The previous incumbent, Phil Gormley, resigned from the £214,000-a-year post earlier this month amid allegations of bullying.
At its public meeting in Stirling today, the SPA board will hear details of the search for Mr Gormley’s successor.
In a written update, Ms Deacon said she had asked the SPA’s chief officer to develop proposals to allow external input in the SPA-led recruitment process.
She said: “This is one of the most challenging and rewarding policing roles in the UK and so it will be important to have an open, competitive and transparent process and a rigorous and challenging assessment and interview process to find the best candidate to recommend for the position.
“Given the understandable level of public and parliamentary interest in the leadership of policing in Scotland, I believe it is important that there is increased transparency so detailed proposals will be brought to the March SPA board in public for approval.
“That will see the appointment process launched before the summer, with the aim of making a recommendation to ministers in the autumn, and having a new chief constable in place by the year end.”
Police Scotland is currently being led by Deputy Chief Constable Iain Livingstone, who cancelled plans to take early retirement when Mr Gormley went on leave last year.
Mr Gormley was the subject of five separate gross misconduct probes by the Police Investigations and Review Commissioner (Pirc) when he stepped aside earlier this month. He denied all of the allegations against him.
His predecessor, Sir Stephen House, who left Police Scotland in 2015, was this month appointed to a senior role with the Metropolitan Police.
Scottish Labour’s justice spokesman, Daniel Johnson, said: “The public has been hit by wave after wave of stories of the dysfunction at the top of Police Scotland.
“In light of that, it is vital that the right person is appointed to the chief constable role. What Police Scotland needs now more than ever is a period of stability and leadership.

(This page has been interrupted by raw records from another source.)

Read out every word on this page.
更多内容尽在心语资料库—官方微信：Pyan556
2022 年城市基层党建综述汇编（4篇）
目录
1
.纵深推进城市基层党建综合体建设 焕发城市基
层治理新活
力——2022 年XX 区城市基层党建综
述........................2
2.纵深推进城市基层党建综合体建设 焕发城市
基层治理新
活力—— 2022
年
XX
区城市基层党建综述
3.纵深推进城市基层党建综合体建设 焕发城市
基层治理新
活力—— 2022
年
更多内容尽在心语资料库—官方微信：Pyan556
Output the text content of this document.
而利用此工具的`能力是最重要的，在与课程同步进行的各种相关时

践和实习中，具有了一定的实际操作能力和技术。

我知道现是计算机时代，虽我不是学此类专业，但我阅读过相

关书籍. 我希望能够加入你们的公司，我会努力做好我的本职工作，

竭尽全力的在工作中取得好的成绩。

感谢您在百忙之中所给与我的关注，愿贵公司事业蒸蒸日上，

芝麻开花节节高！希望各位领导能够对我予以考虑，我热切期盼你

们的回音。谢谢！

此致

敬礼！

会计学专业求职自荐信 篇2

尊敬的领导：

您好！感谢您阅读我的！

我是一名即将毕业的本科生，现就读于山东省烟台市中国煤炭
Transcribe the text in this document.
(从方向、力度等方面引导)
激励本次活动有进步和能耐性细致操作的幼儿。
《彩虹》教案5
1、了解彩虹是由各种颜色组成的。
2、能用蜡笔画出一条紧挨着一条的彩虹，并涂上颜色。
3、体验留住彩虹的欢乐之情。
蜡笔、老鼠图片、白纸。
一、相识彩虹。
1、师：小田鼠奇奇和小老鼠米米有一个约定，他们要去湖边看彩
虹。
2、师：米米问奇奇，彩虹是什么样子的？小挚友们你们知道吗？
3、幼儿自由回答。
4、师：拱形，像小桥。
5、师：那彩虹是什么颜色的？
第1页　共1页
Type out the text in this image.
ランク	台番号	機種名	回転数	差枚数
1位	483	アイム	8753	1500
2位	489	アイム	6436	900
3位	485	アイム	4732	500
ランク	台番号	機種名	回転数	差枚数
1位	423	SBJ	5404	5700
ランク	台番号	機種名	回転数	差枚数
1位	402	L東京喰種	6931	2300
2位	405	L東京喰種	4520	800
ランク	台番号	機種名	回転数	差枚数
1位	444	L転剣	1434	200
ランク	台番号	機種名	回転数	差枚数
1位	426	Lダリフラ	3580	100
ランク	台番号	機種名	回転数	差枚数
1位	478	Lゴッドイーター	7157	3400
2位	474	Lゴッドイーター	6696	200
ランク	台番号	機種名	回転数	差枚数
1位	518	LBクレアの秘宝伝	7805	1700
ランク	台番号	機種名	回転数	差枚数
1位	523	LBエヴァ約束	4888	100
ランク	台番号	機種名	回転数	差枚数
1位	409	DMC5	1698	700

“In light of that need for stability, it is very disappointing to hear that we could be waiting several months until the process is even launched.”
He added: “This is too important a decision to rush, but at the same time, the public will expect an appointment well before Christmas, as has been suggested by the SPA.”
Conservative shadow justice secretary Liam Kerr said: “Given the clouds that hung over the last chief constable for so long, people will be unimpressed that he may not be replaced until the end of the year. At a time when budgets are stretched, officers overworked and public confidence reducing, it’s essential a strong chief constable is in place as soon as possible.”